XProc
XProc is an XML-based declarative programming language for processing data. It is based on the concept of pipelines that perform various actions such as reading and writing data, web requests or transformations and checks. XProc focuses mainly on XML, but can also process HTML, JSON, text and binary data.
XProc 1.0 was published as a web standard in 2010, but the adoption of XProc was limited. The cumbersome syntax of the first version, few learning materials and poor debugging messages from the XProc processors made the learning curve very steep for beginners.
In addition, many programmers used traditional scripting and programming languages that acted as glue code between the individual XML processing steps. Most of them provide only poor support for XML. Often the code is not declarative, depends on installed tools and lacks reusability and interoperability.
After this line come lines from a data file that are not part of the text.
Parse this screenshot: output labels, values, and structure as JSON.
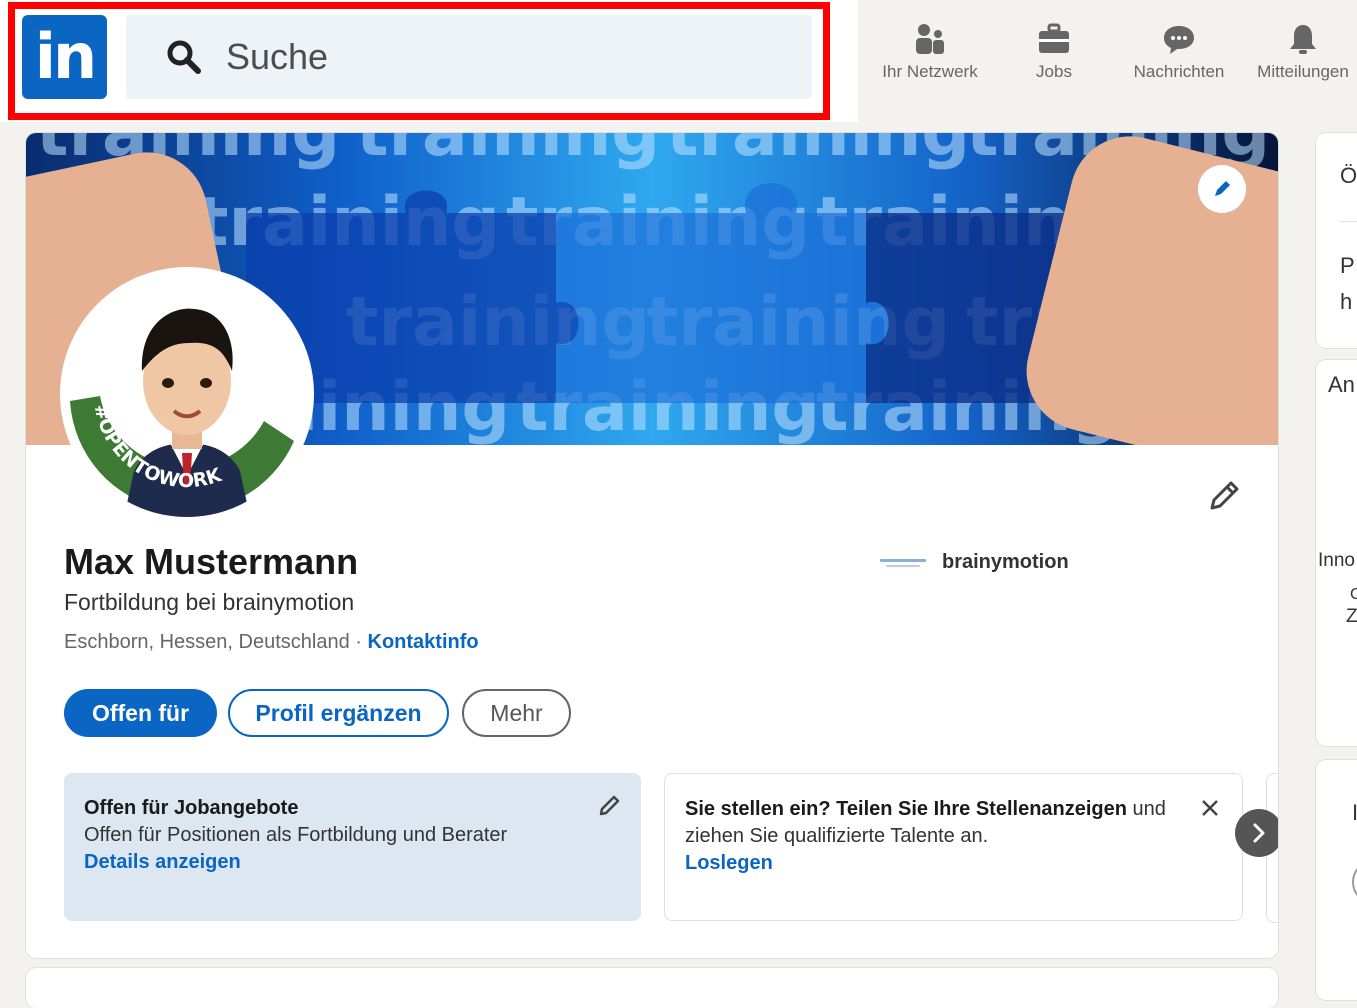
{
  "header": {
    "logo_text": "in",
    "search_placeholder": "Suche",
    "nav": [
      {
        "label": "Ihr Netzwerk",
        "icon": "network-icon"
      },
      {
        "label": "Jobs",
        "icon": "briefcase-icon"
      },
      {
        "label": "Nachrichten",
        "icon": "message-icon"
      },
      {
        "label": "Mitteilungen",
        "icon": "bell-icon"
      }
    ]
  },
  "banner": {
    "text": "training"
  },
  "avatar": {
    "badge_text": "#OPENTOWORK"
  },
  "profile": {
    "name": "Max Mustermann",
    "headline": "Fortbildung bei brainymotion",
    "location": "Eschborn, Hessen, Deutschland",
    "separator": " · ",
    "contact_link": "Kontaktinfo",
    "company": "brainymotion"
  },
  "actions": {
    "primary": "Offen für",
    "secondary": "Profil ergänzen",
    "more": "Mehr"
  },
  "open_to_work_box": {
    "title": "Offen für Jobangebote",
    "text": "Offen für Positionen als Fortbildung und Berater",
    "link": "Details anzeigen"
  },
  "hiring_box": {
    "title": "Sie stellen ein? Teilen Sie Ihre Stellenanzeigen",
    "text_after_title": " und",
    "text": "ziehen Sie qualifizierte Talente an.",
    "link": "Loslegen"
  },
  "sidebar_peek": {
    "a": "Ö",
    "b": "P",
    "c": "h",
    "d": "An",
    "e": "Inno",
    "f": "C",
    "g": "Z",
    "h": "I"
  },
  "colors": {
    "brand": "#0a66c2",
    "highlight": "#ff0000"
  }
}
In contrast to these approaches, XProc offers many advantages: XProc can natively process XML and use the XPath query language to directly access specific branches in the XML tree and manipulate XML nodes. For many XML technologies such as XSLT, Schematron and RelaxNG, XProc offers ready-made steps in its extensive step library.
XProc allows a high level of abstraction to keep even complex pipelines manageable. For example, you can import a pipeline back into another pipeline as a step, thus encapsulating functionality. Modern XProc processors also enable more efficient processing of pipelines through parallel execution of code and caching.
Version 3.0 of XProc has been available since 2022 and introduces numerous new programming concepts that make the language both more beginner-friendly and more powerful. XProc can therefore be considered a kind of Swiss army knife for many XML applications.